On 27 Apr 2000, Marcin 'Qrczak' Kowalczyk wrote:
> Unless we are talking about unsafe extensions, which OTOH are very
> useful too. Sometimes eliminating unsafePerformIO would require
> huge rewrite of the whole program, making it less readable and less
> efficient. But they should be clearly marked as unsafe. The safe
> sublanguage should behave safely.
Changing a course a little bit to describe some dangers
related to usage of `unsafePerformIO'....
I am not very proud of what I did, but I will tell this
story anyway, hoping that someone can learn from my mistake.
"Unsafe perform" is just what it says :-)

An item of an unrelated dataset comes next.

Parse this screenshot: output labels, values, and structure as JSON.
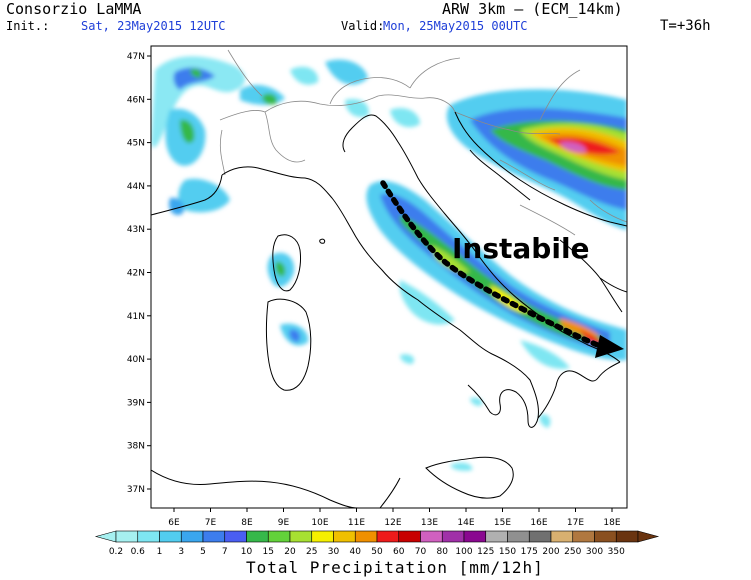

When writing DateTime module few days ago I stupidly
entered this line of code, without even thinking about
its signature:
currentSecond = second $ unsafePerformIO localDateTime
where `localDateTime' has been defined via primitive
call to C:
localDateTime :: IO DateTime
To my distress the clock stopped after the first call to
`currentSecond'. I took me much more than just few seconds
to realize that the problem was not related to any
bug in the C code, but in the signature of
`currentSecond':
currentSecond :: Int
This is all fine and dandy if `currentSecond' is within `where'
clause, because it will be always evaluated afresh.
But being a top level function, as it was, it was always
reporting a cached value. This all relates to the yesterday's
subject "openFile :: String -> String" but it is even more
spectacular in its side effect. Try to beat this!